Deciding to make an investment into a managed Forex account can be difficult. This is a big decision as it is with any other investment you might make. One of the prime differences between this investment and others is the high use of leverage being used.
Basically, you are trading with money that has been borrowed and because of this the broker can and will interfere with any trades to protect its own entity. Once you make the decision, sign up for it, put funds into the account, and you are ready to go.
When you have decided you are ready to invest in the Forex market there are three types of accounts you can choose: standard, mini, and managed. Each has their pros and cons but it is you who has to decide which option is best for you.
1. The Standard account. This is the most common account. This account trades standard lot sizes which are for $100,000 per lot. Because of the leverage you will only have to put down $1,000 to place the trade but you will be controlling $100,000 worth of currency.
Pros Forex brokers will often times give extra benefits and services to this type of account. The potential gain is also the very high as you are investing a serious amount of money into each and every trade.

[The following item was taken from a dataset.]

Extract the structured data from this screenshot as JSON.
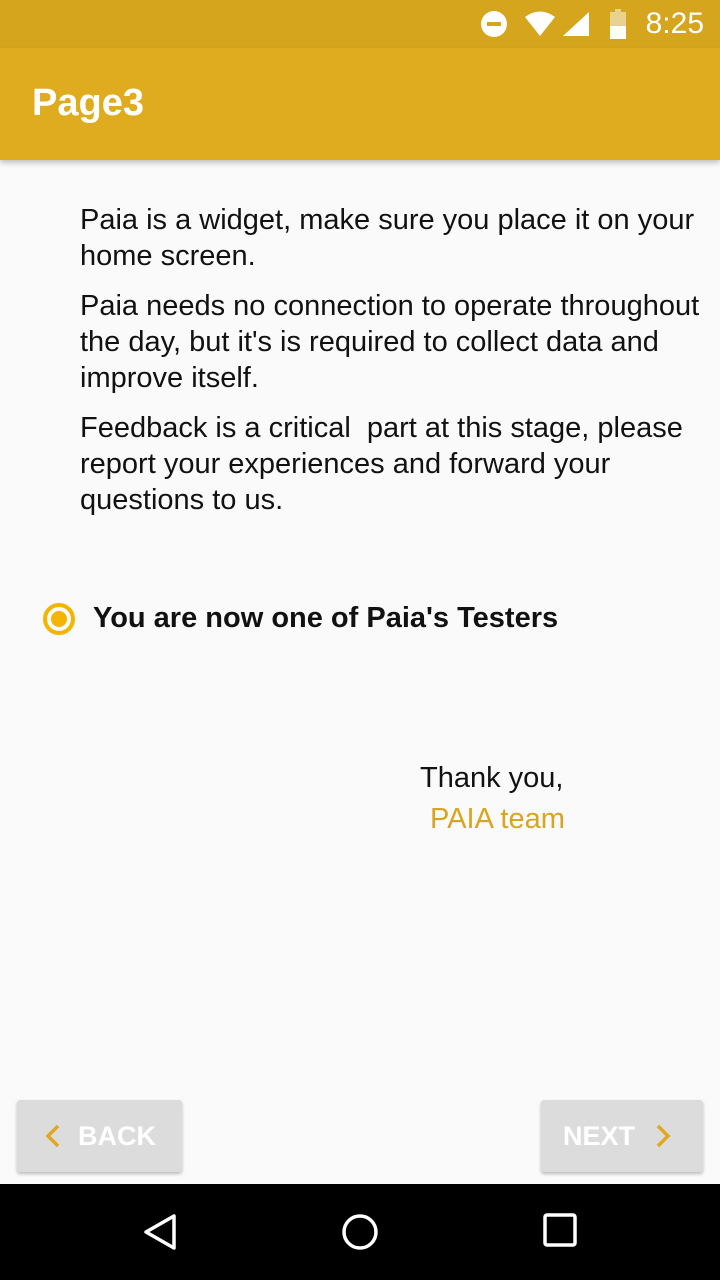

Cons Capital – Their is a much higher requirement of capital to open an account as you will be trading large size trades. Losses – Because of the larger size of each trade your potential losses are also great just like the possible gains.

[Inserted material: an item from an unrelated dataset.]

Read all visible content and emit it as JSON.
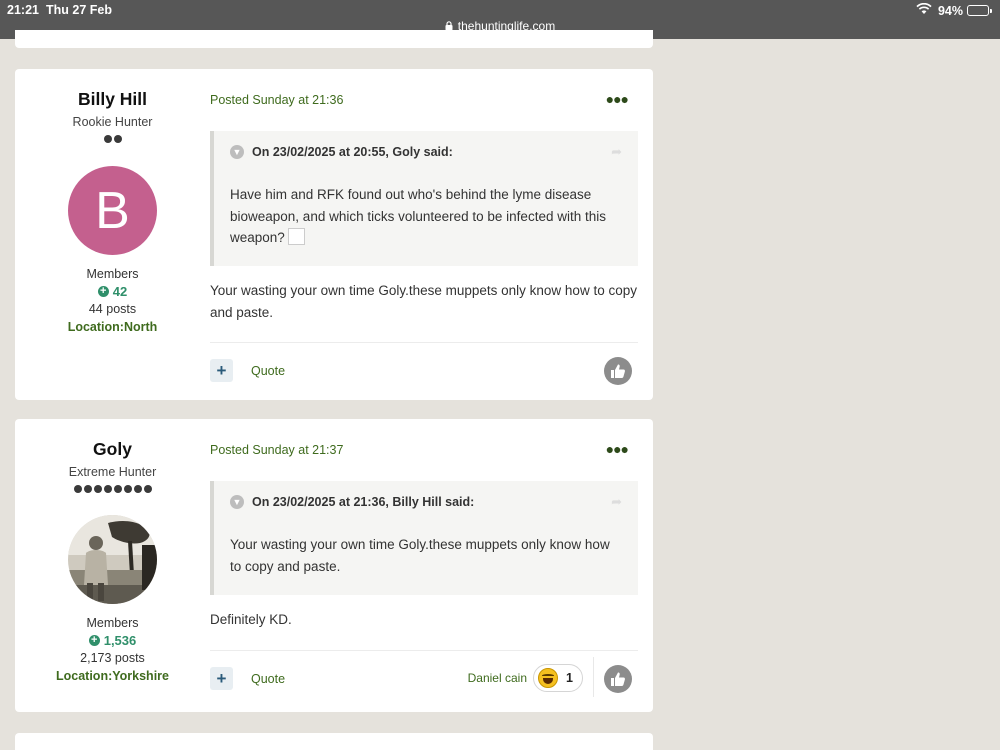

2. Mini – The mini account lets you trade much smaller lot sizes. Each lot on the mini account is only $10,000.
Pros The risk – Because you can trade much smaller lot sizes the risk is lower. This is ideal for those who are new to trading the Forex. It can also allow for you to try out new trading ideas with much lower risk. Capital – The amount of money to open an account can be as small as $250.
Con Low reward – Because you are risking such a small amount of money then of course the potential gains will be much smaller.
3. Managed Account – The managed Forex account is different than the others. You allow your money to be traded by a professional trader in the hopes that he can do a better job than you.
Pro Pro trader – You will have an experienced trader who will be making the trading decisions for you. This means you do not have to watch the market all the time.
Cons Capital – Many managed forex accounts have a minimum of $5,000 to $100,000 to invest. Fees – You must pay a percentage of your gains to the account manager. This fee can vary from 20% to 50% of the gains on the account
Be sure to do lots of research before making a final choice. It is up to you to figure out which option best fits your needs. It is your money and the final decision is yours.